Destruction of documents in the ordinary course of business and pursuant to official policy is justifiable; however, the obligation to retain discoverable materials is an affirmative one and it requires counsel or corporate officers having notice of discovery obligations to communicate those obligations to chapter employees in possession of discoverable materials. The duty to preserve attaches when the chapter has been given notice; notice consists of a service of summons and complaint, a subpoena, letter advising of anticipated litigation as well as constructive notice. Constructive notice is when the chapter should know that evidence may be relevant to future litigation.

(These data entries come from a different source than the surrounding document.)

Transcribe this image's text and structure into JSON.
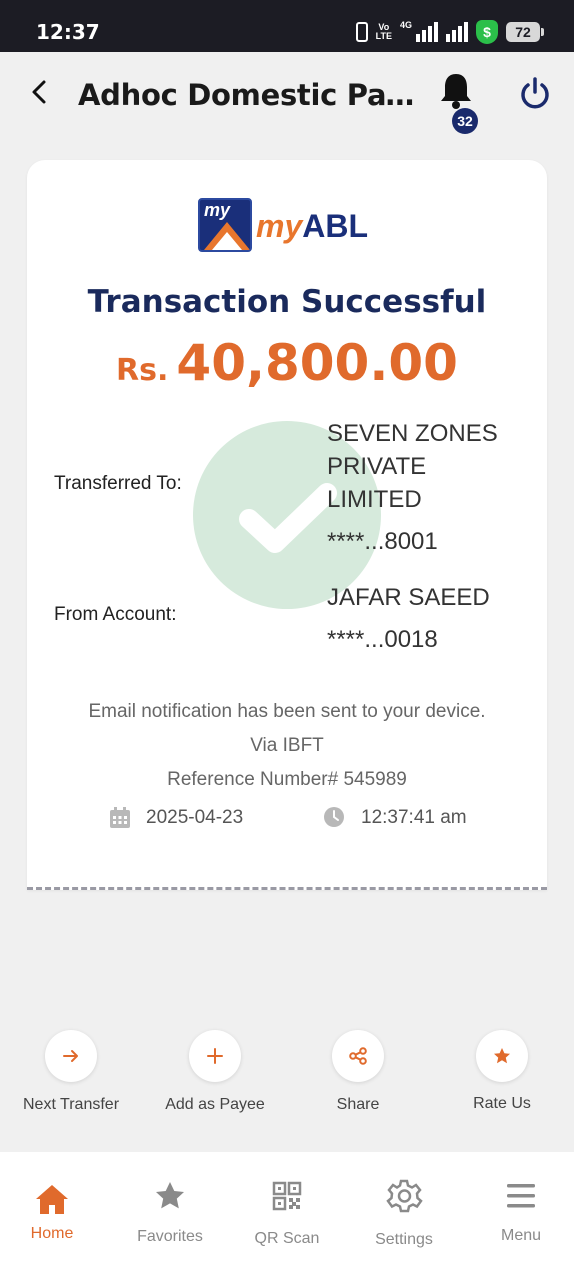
{
  "status_bar": {
    "time": "12:37",
    "volte_top": "Vo",
    "volte_bottom": "LTE",
    "network": "4G",
    "battery": "72"
  },
  "header": {
    "title": "Adhoc Domestic Paym...",
    "notification_count": "32"
  },
  "receipt": {
    "logo_text_my": "my",
    "logo_text_abl": "ABL",
    "logo_box_text": "my",
    "title": "Transaction Successful",
    "currency": "Rs.",
    "amount": "40,800.00",
    "transferred_to_label": "Transferred To:",
    "payee_name_lines": [
      "SEVEN ZONES",
      "PRIVATE",
      "LIMITED"
    ],
    "payee_account": "****...8001",
    "from_account_label": "From Account:",
    "sender_name": "JAFAR SAEED",
    "sender_account": "****...0018",
    "email_notice": "Email notification has been sent to your device.",
    "via": "Via IBFT",
    "reference": "Reference Number# 545989",
    "date": "2025-04-23",
    "time": "12:37:41 am"
  },
  "actions": [
    {
      "label": "Next Transfer",
      "icon": "arrow-right-icon"
    },
    {
      "label": "Add as Payee",
      "icon": "plus-icon"
    },
    {
      "label": "Share",
      "icon": "share-icon"
    },
    {
      "label": "Rate Us",
      "icon": "star-icon"
    }
  ],
  "bottom_nav": [
    {
      "label": "Home",
      "icon": "home-icon",
      "active": true
    },
    {
      "label": "Favorites",
      "icon": "star-icon",
      "active": false
    },
    {
      "label": "QR Scan",
      "icon": "qr-icon",
      "active": false
    },
    {
      "label": "Settings",
      "icon": "gear-icon",
      "active": false
    },
    {
      "label": "Menu",
      "icon": "menu-icon",
      "active": false
    }
  ],
  "colors": {
    "accent": "#e06a2c",
    "brand_navy": "#1a2a5c",
    "watermark_green": "#d6eadc"
  }
}
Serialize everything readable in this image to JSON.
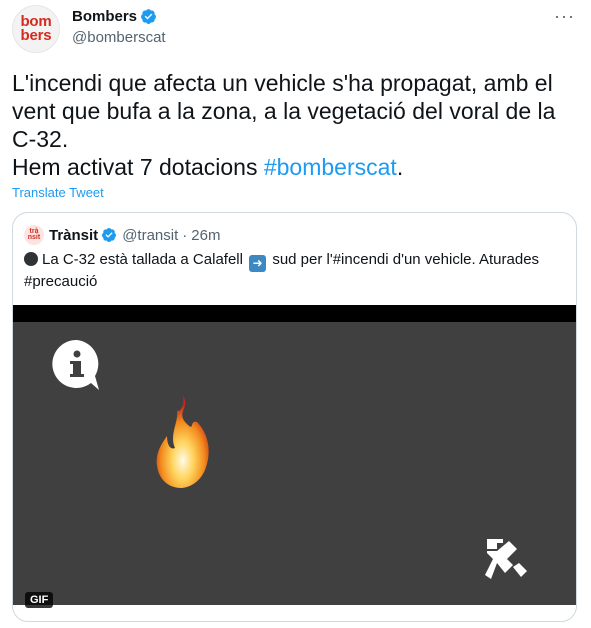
{
  "author": {
    "avatar_text": "bom\nbers",
    "display_name": "Bombers",
    "handle": "@bomberscat"
  },
  "more_icon": "more-dots-icon",
  "tweet": {
    "text_line1": "L'incendi que afecta un vehicle s'ha propagat, amb el vent que bufa a la zona, a la vegetació del voral de la C-32.",
    "text_line2_prefix": "Hem activat 7 dotacions ",
    "hashtag": "#bomberscat",
    "text_line2_suffix": ".",
    "translate_label": "Translate Tweet"
  },
  "quoted": {
    "avatar_text": "trànsit",
    "display_name": "Trànsit",
    "handle": "@transit",
    "separator": "·",
    "time": "26m",
    "text_part1": "La C-32 està tallada a Calafell",
    "text_part2": "sud per l'#incendi d'un vehicle. Aturades #precaució",
    "media_badge": "GIF"
  },
  "colors": {
    "accent": "#1d9bf0",
    "brand_red": "#d52b1e",
    "media_bg": "#404040"
  }
}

If an employee believes, or if the chapter informs employees, that chapter records are relevant to litigation or potential litigation (i.e., a dispute that could result in litigation), then employees must preserve those records until the President & CEO or Chief Operating Officer & CFO determines the records are no longer needed. The following should be preserved:
- Any documents known to be relevant to a lawsuit or investigation (or that should reasonably be known);
- Any documents that could reasonably be calculated to lead to the discovery of admissible evidence;
- Any documents likely to be requested during discovery;
- Any documents related to the subject of a pending discovery request.
Documents should be preserved by temporarily suspending manual destruction of all paper and electronic documents; beginning to search for relevant records; and determining which documents are identified, normal manual destruction of paper and electronic documents can be resumed; however, all potentially relevant records must be immediately preserved.